Where has it gone? Perhaps it has snuck up into the lower part of my car, winding itself around something mechanical. The carburetor or radiator or alternator — I see them all, wrapped in reptile. Or maybe it has wound itself around the tire somehow, has managed to delve deep into the tire grooves and is now circling around and around. Either scenario disturbs me, so I don’t stop at the rest area but keep on going and think again that I really should have flown, if not for my sister’s sake, then at least for the snake’s.
All the way to L.A. I keep the radio off, listening for a rattle; for a clack of fangs against the brake pedal. I imagine the snake wedging its head out of the AC vent, poking at the electrical wires, molting on top of the engine and creating its own duplicate, so that when I open the hood I won’t know which is which. The snake gets hotter and angrier with each mile, and it will kill me if it gets the chance. Still, it is easier to think about the snake than what is up ahead. It is easier to think of fangs and scales than to berate myself for waiting so long to make this trip.

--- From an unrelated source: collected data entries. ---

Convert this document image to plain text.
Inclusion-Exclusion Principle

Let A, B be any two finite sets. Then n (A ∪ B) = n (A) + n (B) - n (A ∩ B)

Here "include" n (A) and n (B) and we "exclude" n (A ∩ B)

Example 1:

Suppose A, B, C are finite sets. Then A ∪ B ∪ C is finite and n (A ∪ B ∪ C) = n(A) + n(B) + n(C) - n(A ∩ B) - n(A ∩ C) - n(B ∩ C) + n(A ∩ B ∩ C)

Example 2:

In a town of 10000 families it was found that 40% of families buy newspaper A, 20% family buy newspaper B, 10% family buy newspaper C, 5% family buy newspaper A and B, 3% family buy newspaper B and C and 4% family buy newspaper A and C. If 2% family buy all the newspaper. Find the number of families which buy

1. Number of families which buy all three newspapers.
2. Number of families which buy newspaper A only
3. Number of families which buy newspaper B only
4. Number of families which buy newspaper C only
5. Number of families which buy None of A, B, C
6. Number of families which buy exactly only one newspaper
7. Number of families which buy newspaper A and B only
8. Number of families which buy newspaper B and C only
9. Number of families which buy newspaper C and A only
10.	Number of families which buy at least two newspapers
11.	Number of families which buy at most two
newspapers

I get to the hospital and park and I can feel the snake’s tiny eyes on me as I make my way to the entrance. It won’t leave me alone. Even in the waiting room, even as my brother tells me “You’re too late” and my mother says “She won’t know you” and my father says “You should have flown down” — even then, I think of the snake. My brother and I sit side by side on couch, just like in the old days on Easter Sundays when we sorted through candy in our Easter baskets, only now there is an empty space between us.

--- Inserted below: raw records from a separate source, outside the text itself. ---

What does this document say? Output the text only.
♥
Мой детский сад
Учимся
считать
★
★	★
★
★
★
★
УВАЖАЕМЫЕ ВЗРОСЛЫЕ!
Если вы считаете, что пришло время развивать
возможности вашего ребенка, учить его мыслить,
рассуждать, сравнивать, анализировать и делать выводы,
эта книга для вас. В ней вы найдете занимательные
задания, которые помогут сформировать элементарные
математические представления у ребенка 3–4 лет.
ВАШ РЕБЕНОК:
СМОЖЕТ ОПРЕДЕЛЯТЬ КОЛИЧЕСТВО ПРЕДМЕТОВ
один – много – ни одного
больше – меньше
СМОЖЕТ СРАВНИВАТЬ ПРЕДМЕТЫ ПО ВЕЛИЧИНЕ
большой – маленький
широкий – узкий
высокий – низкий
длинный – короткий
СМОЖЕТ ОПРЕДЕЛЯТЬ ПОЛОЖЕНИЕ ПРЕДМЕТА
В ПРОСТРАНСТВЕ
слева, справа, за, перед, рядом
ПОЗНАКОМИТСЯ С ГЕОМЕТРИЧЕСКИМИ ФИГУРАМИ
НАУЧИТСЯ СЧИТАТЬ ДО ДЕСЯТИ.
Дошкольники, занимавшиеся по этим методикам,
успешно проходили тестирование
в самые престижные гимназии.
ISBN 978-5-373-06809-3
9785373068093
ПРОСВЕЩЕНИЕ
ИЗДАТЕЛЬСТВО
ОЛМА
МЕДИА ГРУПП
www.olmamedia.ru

We are silent and dumbfounded and starving as we sit in the waiting room, and my mother puts on the TV. Ben Affleck and Jennifer Lopez are on Entertainment Tonight. “She sure is cute.” Mom says this. She is talking about Jennifer Lopez. She smiles a kind, doting smile she reserves for puppies and some celebrities, like this is a normal day, like we should ever give a shit about people on TV, especially on a day like today.
But I can’t reprimand my mother about smiling over Jennifer Lopez. I am still thinking about the snake. Maybe when I drove over it, I think, maybe it liquefied into almost nothing. Maybe its fangs are still in my front left tire.
I imagine its family, its nest of snake babies, waiting for its return. Even when the nurse ushers us into the ICU, even when the monitor starts to shriek and the slew of doctors rush into my sister’s room, and even when the nurse pokes my sister’s arm with another needle, and even when my mother says to no one “Can’t they just leave her alone now?” and my father says nothing but just stares at the floor, even then I think of the snake, resting, I am sure, on top of my car’s battery, licking up the battery acid with a burp and a sigh.
When my sister is gone (my brother was right, she didn’t know me, I should have flown instead of drove), when my sister is gone, my brother opens the window in her room and looks out toward nothing. I stand next to him. A hot and muggy day — a small warm breeze drifts inside. My car is ten floors below us in the parking lot, but I’m afraid to look. I know what I will see. The snake is wound around the steering wheel. It is sticking its head up, hissing, trying to get my attention. Its eyes are two tiny embers.
Maybe if I don’t look, I think, maybe it will go away.